How to use inner products in C(n) to prove normal matrix is unitarily diagonalizable after knowing that normal matrix is diagonalizable?

Question

I have showed that normal matrix is diagonalizable, but how can I know that the normal matrix is unitarily diagonalizable using inner products?

Answer 1

Let $A$ be a normal matrix of $\mathbb C(n)$.

For $x \in \mathbb C^n$, you have $$\Vert Ax \Vert^2 = \langle Ax,Ax \rangle = \langle x,A^*Ax \rangle = \langle x,AA^*x \rangle = \langle A^*x,A^*x \rangle=\Vert A^*x \Vert^2$$ As for $\lambda \in \mathbb C$, $A - \lambda I_n$ commutes with $A^* - \bar{\lambda} I_n$ you have for all $(\lambda,x) \in \mathbb C \times \mathbb C^n$ $$\Vert Ax - \lambda x \Vert = \Vert A^*x - \bar{\lambda} x \Vert$$ Based on that we can conclude that if $\lambda \in \mathbb C$ is an eigen value for $A$, then $\bar{\lambda}$ is an eigen value for $A^*$ and all eigen vector of $A$ associated to the eigen value $\lambda$ is an eigen vector of $A^*$ associated to the eigen value $\bar{\lambda}$.

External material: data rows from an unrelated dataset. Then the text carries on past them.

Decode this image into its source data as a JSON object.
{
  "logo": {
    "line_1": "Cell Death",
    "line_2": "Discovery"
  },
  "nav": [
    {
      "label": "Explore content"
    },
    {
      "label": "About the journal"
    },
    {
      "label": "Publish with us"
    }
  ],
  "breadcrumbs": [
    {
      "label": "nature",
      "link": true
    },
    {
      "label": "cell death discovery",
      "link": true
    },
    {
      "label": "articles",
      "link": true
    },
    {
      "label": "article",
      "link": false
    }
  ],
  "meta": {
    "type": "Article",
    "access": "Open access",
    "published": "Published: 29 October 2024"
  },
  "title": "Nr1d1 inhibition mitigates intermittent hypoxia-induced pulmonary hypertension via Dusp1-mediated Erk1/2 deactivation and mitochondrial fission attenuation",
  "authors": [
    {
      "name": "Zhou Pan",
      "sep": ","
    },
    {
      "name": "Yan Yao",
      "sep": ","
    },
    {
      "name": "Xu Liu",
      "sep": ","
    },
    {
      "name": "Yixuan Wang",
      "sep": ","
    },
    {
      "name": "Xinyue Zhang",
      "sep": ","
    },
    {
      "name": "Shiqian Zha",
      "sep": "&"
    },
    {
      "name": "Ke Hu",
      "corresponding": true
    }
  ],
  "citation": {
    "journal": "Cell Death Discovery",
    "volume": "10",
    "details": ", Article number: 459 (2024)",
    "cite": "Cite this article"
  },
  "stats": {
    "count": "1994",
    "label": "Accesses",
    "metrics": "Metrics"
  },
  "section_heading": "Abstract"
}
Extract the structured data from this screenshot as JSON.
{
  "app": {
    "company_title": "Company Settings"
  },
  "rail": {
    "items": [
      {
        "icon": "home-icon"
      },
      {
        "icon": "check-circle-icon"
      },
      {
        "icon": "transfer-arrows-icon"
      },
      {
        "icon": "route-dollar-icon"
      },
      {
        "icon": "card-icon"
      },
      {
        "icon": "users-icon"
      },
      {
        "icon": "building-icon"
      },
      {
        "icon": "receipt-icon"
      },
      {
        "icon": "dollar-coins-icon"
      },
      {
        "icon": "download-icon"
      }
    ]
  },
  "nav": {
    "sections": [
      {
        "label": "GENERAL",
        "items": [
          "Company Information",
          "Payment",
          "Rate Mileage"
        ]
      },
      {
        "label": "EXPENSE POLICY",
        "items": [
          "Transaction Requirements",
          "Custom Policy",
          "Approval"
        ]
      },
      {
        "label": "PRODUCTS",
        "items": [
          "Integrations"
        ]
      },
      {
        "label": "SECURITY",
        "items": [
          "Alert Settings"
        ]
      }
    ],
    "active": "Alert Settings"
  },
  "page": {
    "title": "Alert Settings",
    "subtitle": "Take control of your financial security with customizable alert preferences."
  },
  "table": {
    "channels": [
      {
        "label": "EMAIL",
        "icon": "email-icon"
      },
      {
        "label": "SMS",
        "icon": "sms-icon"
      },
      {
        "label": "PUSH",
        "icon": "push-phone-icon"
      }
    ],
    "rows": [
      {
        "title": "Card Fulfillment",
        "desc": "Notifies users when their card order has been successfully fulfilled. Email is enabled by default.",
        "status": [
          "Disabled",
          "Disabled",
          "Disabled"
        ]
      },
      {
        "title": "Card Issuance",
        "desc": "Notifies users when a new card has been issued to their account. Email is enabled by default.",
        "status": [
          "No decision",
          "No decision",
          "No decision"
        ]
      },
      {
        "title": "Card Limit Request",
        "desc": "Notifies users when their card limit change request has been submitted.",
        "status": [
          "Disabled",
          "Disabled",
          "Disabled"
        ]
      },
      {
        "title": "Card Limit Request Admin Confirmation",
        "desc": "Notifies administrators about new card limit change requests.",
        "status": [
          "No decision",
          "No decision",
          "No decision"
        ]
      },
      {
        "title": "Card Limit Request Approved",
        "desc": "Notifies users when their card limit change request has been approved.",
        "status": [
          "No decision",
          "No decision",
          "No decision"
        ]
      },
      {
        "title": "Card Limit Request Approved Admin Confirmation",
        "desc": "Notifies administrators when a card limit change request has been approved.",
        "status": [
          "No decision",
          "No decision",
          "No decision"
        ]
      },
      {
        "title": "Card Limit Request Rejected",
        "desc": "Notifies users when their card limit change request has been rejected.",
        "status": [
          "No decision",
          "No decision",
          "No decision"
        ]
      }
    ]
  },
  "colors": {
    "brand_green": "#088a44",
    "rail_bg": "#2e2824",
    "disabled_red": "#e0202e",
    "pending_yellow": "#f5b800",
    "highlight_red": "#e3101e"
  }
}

Then if $x$ and $y$ are two eigen vectors associated to the different eigen values $\lambda$ and $\mu$ you have $$\langle Ax,Ay \rangle = \lambda \bar{\mu} \langle x , y \rangle = \lambda \bar{\lambda} \langle x , y \rangle = \mu \bar{\mu} \langle x , y \rangle$$ From there, we can conclude that $\langle x , y \rangle = 0$ as desired.